In recording, sex offender rabbi boasts of accidental $80k donation

To mocking laughter, Eliezer Berland says he told an English-speaking woman to cough up $18,000. She heard $80,000 and complied, then he asked for more

Marissa Newman is The Times of Israel political correspondent.

Rabbi Eliezer Berland speaks with students in a video from several years ago (Screen capture: YouTube)
Rabbi Eliezer Berland speaks with students in a video from several years ago (Screen capture: YouTube)

Eliezer Berland, a convicted sex offender and self-styled messiah, has boasted of exploiting a woman who donated tens of thousands of dollars, according to a recording obtained by The Times of Israel that is punctuated by derisive laughter from his followers.

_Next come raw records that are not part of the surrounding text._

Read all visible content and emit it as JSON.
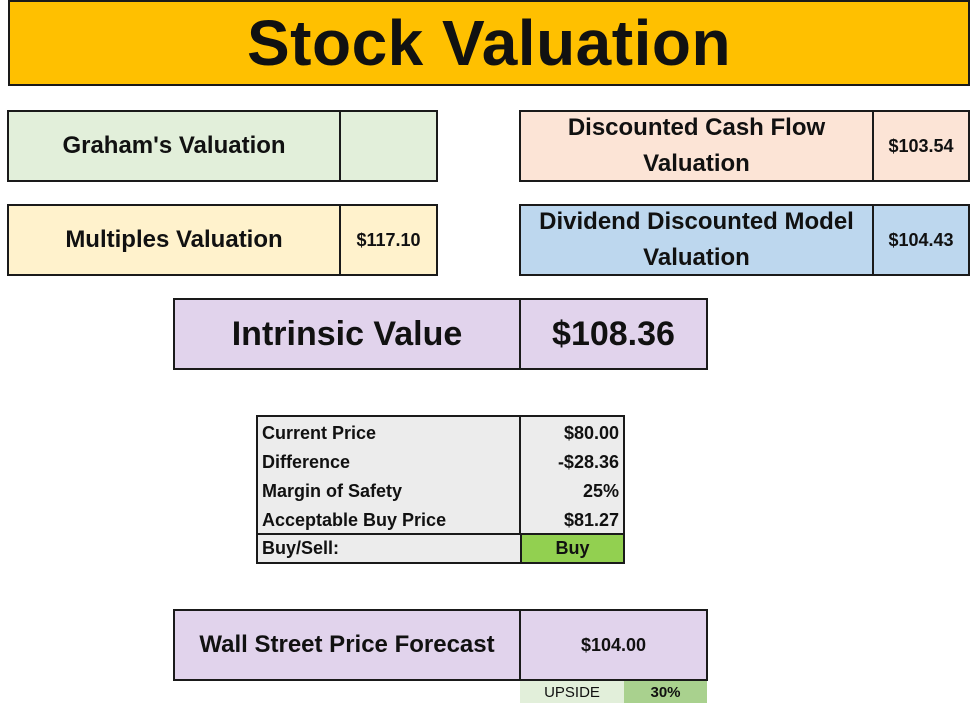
{
  "title": "Stock Valuation",
  "colors": {
    "title_bg": "#ffc000",
    "graham_bg": "#e2efda",
    "multiples_bg": "#fff2cc",
    "dcf_bg": "#fce4d6",
    "ddm_bg": "#bdd7ee",
    "intrinsic_bg": "#e1d3ec",
    "buy_bg": "#92d050"
  },
  "graham": {
    "label": "Graham's Valuation",
    "value": ""
  },
  "multiples": {
    "label": "Multiples Valuation",
    "value": "$117.10"
  },
  "dcf": {
    "label_line1": "Discounted Cash Flow",
    "label_line2": "Valuation",
    "value": "$103.54"
  },
  "ddm": {
    "label_line1": "Dividend Discounted Model",
    "label_line2": "Valuation",
    "value": "$104.43"
  },
  "intrinsic": {
    "label": "Intrinsic Value",
    "value": "$108.36"
  },
  "metrics": {
    "rows": [
      {
        "label": "Current Price",
        "value": "$80.00"
      },
      {
        "label": "Difference",
        "value": "-$28.36"
      },
      {
        "label": "Margin of Safety",
        "value": "25%"
      },
      {
        "label": "Acceptable Buy Price",
        "value": "$81.27"
      }
    ],
    "decision_label": "Buy/Sell:",
    "decision_value": "Buy"
  },
  "forecast": {
    "label": "Wall Street Price Forecast",
    "value": "$104.00"
  },
  "upside": {
    "label": "UPSIDE",
    "value": "30%"
  }
}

Long considered a cult-like leader to thousands of his followers from the Bratslav Hasidic sect, Berland fled Israel in 2013 amid allegations that he had sexually assaulted several female followers. After evading arrest for three years and slipping through various countries, Berland, 81, was sentenced to 18 months in prison in November 2016 on two counts of indecent acts and one case of assault, as part of a plea deal that included 7 months of time served. He was freed just five months later, in part due to ill health.

Since then, he has resumed his activities as the leader of the Shuvu Bonim community, an offshoot of the Bratslav sect that has been disavowed by the broader Hasidic dynasty.

Berland’s Shuvu Bonim — whose activities focus on religious outreach to secular Israelis — has long been rumored to demand exorbitant donations in exchange for mystical and religious rites, including blessings and promises to heal the sick.

Activists who have spoken to The Times of Israel in the past have cited several cases of followers who, they say, have sold their houses or have been plunged into debt for these benedictions, in what they argue is tantamount to extortion by a cult-like leader with undue influence over his followers.

The donations — provided by ostensibly consenting adults for a religious service — are not illegal under Israeli law.

Supporters of Eliezer Berland argue with protesters  in front of a conference hosting the rabbi, who was charged with sexual assault, in Bat Yam, central Israel, on January 30, 2017. (Tomer Neuberg/Flash90)

Now, a recording peppered with mocking titters provides a glimpse at Berland’s attitude toward the donors.

“On Christmas, we had a meeting, and in the middle of the meeting, a telephone call came that a woman donated NIS 300,000, $80,000,” Berland says in the recording, which is not dated.

“I had told her 18[,000] — that’s what I told her — and she heard 80,” Berland says, indicating that he had spoken to the woman in English.

After an indistinct murmur, he says he went on to ask for more money: “I told her now we need another 50,000 [unclear if dollars or shekels], so she said, ‘I don’t have any more.’ I said, ‘Then speak to your friends.'”

“So she made dozens of telephone calls, and didn’t manage to collect even one agura [cent], and then she remembered that she has a friend, here in Israel, who is having a wedding [in the family], so I told her, pick up the phone to your friend and ask if she can loan you [the money]…”

Contacted by The Times of Israel, Barak Barber, a current Berland aide, did not deny the authenticity of the recording.

Asked to comment, he wrote that “I don’t understand what there is to react to. What did you hear [in the recording] that isn’t okay?”

Barber said the recording “is very old. I’ve never heard the rabbi berating anyone, ever, but those who don’t understand his exaltedness will never understand any explanation, so it’s not worth the effort.”